It recently occurred to me that in the almost 4 years of this blog’s existence very little has been said about the Schwartz Communication Institute’s most ambitious and potentially most promising project, our Video Oral Communication Assessment Tool, or VOCAT. I have presented on VOCAT a number of times over the years (most recently at the 2009 Computers and Writing conference in June), but have not yet written about it here. So it’s high time to remedy that.
VOCAT is a teaching and assessment web application. It is the fruit of a collaboration between the Schwartz Institute and mad genius code-poets at Cast Iron Coding, Zach Davis and Lucas Thurston. It is still very much in development (perpetually so) but is already in use in introductory speech communication and theater courses as well as a number of assessment projects. Our career center used it effectively a few semesters ago as well. To date, approximately 3200 Baruch students have used the tool.

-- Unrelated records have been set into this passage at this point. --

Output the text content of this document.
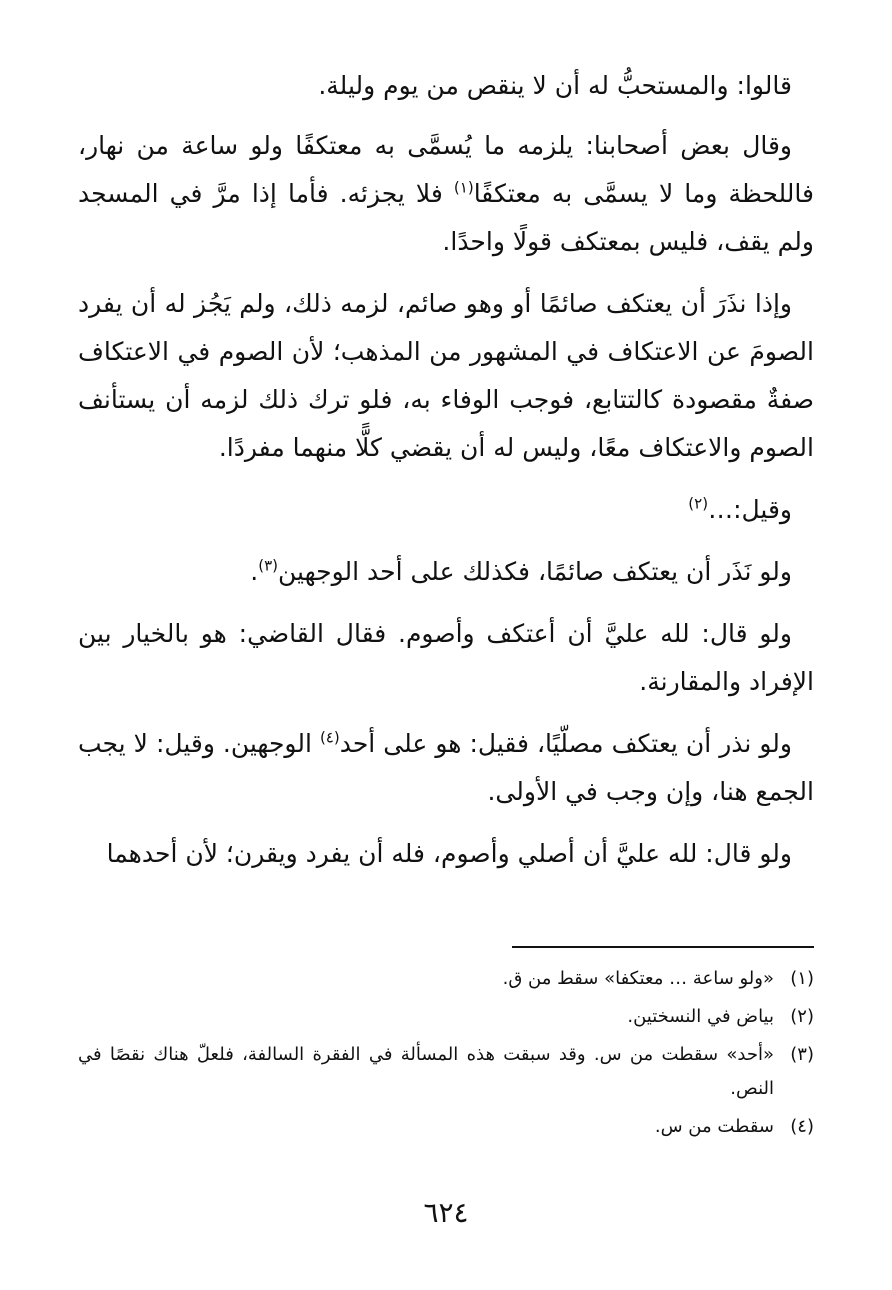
قالوا: والمستحبُّ له أن لا ينقص من يوم وليلة.

وقال بعض أصحابنا: يلزمه ما يُسمَّى به معتكفًا ولو ساعة من نهار، فاللحظة وما لا يسمَّى به معتكفًا$^{(١)}$ فلا يجزئه. فأما إذا مرَّ في المسجد ولم يقف، فليس بمعتكف قولًا واحدًا.

وإذا نذَرَ أن يعتكف صائمًا أو وهو صائم، لزمه ذلك، ولم يَجُز له أن يفرد الصومَ عن الاعتكاف في المشهور من المذهب؛ لأن الصوم في الاعتكاف صفةٌ مقصودة كالتتابع، فوجب الوفاء به، فلو ترك ذلك لزمه أن يستأنف الصوم والاعتكاف معًا، وليس له أن يقضي كلًّا منهما مفردًا.

وقيل:…$^{(٢)}$

ولو نَذَر أن يعتكف صائمًا، فكذلك على أحد الوجهين$^{(٣)}$.

ولو قال: لله عليَّ أن أعتكف وأصوم. فقال القاضي: هو بالخيار بين الإفراد والمقارنة.

ولو نذر أن يعتكف مصلّيًا، فقيل: هو على أحد$^{(٤)}$ الوجهين. وقيل: لا يجب الجمع هنا، وإن وجب في الأولى.

ولو قال: لله عليَّ أن أصلي وأصوم، فله أن يفرد ويقرن؛ لأن أحدهما

(١)
«ولو ساعة … معتكفا» سقط من ق.
(٢)
بياض في النسختين.
(٣)
«أحد» سقطت من س. وقد سبقت هذه المسألة في الفقرة السالفة، فلعلّ هناك نقصًا في النص.
(٤)
سقطت من س.
٦٢٤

VOCAT was developed in recognition of the principle that careful, guided review of video recordings of their oral presentations (or of any performance, for that matter) can be remarkably effective for aiding students in becoming confident, purposeful and effective speakers. It serves as a means for instructors to easily provide feedback on student presentations. It enables students to access videos of their performances as well as instructor feedback and to respond to both. It likewise aggregates recorded presentations and instructor feedback for each user and offers an informative snapshot of a student’s work and progress over the course of a given term or even an entire academic career. Presentations can be scored live, as students perform, or asynchronously once the videos have been uploaded. (Our turnaround time at this stage is between one and seven days depending on how many sections are using the tool at once — once some of the key steps happen server-side, turnaround time will not be as much of a concern.) Built on the open source TYPO3 content management system, it is a flexible, extensible and scalable web application that can be used at once as a teaching tool and as a means of data collection for research or other assessment purposes. (Screenshots are available here. I am also happy to share demo login info with anyone who would like to take a look — please email me at mikhail [dot] gershovich [at] baruch [dot] cuny [dot] edu.)
While VOCAT is quite feature-rich at this early stage, especially when it comes to reporting, data export, and rubric creation, we are always thinking about ways in which the tool can be made more robust and flexible. Currently, we are playing around with adding a group manager feature for group presentations, tagging for non-numeric assessment, moving from QT to Flash video, video annotation, as well as server-side video processing and in-line video and audio recording. We are also considering allowing users to choose to enable social functionality to take advantage of web 2.0 tools for sharing and commenting on one another’s work. And since, at its core, VOCAT is a tool for aggregating and responding to anything that can be uploaded, we’re thinking about other uses to which it could be put. It could easily, for example, be adapted for writing assessment. And someone once suggested that it could be useful for teaching bedside manner for medical students. Adapting VOCAT for these purposes is hardly a big deal.
The platform on which VOCAT is built is open source but the tool itself is not yet open. Right now, it is Baruch’s alone. Whether it should stay that way is a question much discussed around here. Here at the Institute we face several critical issues around open education, not the least of which is conflicting views on student access of Blogs@Baruch. In regards to VOCAT, however, the one thing constantly on my mind is the tension between an internal drive to share the tool as an open-source web application and build a community around it (there are no shortage of interested parties) and the pressures (or maybe a pernicious institutional common sense) that seem to compel us to keep VOCAT proprietary and use it to generate as much revenue as possible. I have heard arguments that VOCAT should be Baruch’s alone — that we should charge for its use and seek private funding for its deployment and development. This is a business school, after all, and I’m sure promoting and marketing VOCAT could be an interesting project for an upper division Marketing course.
Yet, I am inclined to believe that VOCAT should be shared freely and widely with other institutions and that other developers should be encouraged to develop for it. A great many more students would benefit and development would certainly be accelerated as more and more schools add features they need that could then be adopted for use here. Were VOCAT open, in other words, it would evolve quickly and probably in ways we haven’t even imagined. And that is very exiting.
In the coming months, I hope to continue to present on VOCAT and to gain insights into the roles it can play in communication intensive courses or in a communication-focused curriculum of any sort. More importantly, I would like to move towards opening it up and will work with our developers on the features and functionality that facilitate sharing. I hope also to draw upon the tremendous expertise of my friends and colleagues involved in the open education movement and learn from those who have worked with and developed various open source tools for teaching and learning. Listening to others’ ideas for VOCAT has been invaluable to thinking through what this web app could ostensibly do with the right sort of development. could be and how to best realize its full potential as a teaching tool — both in terms of deployment, training, and development.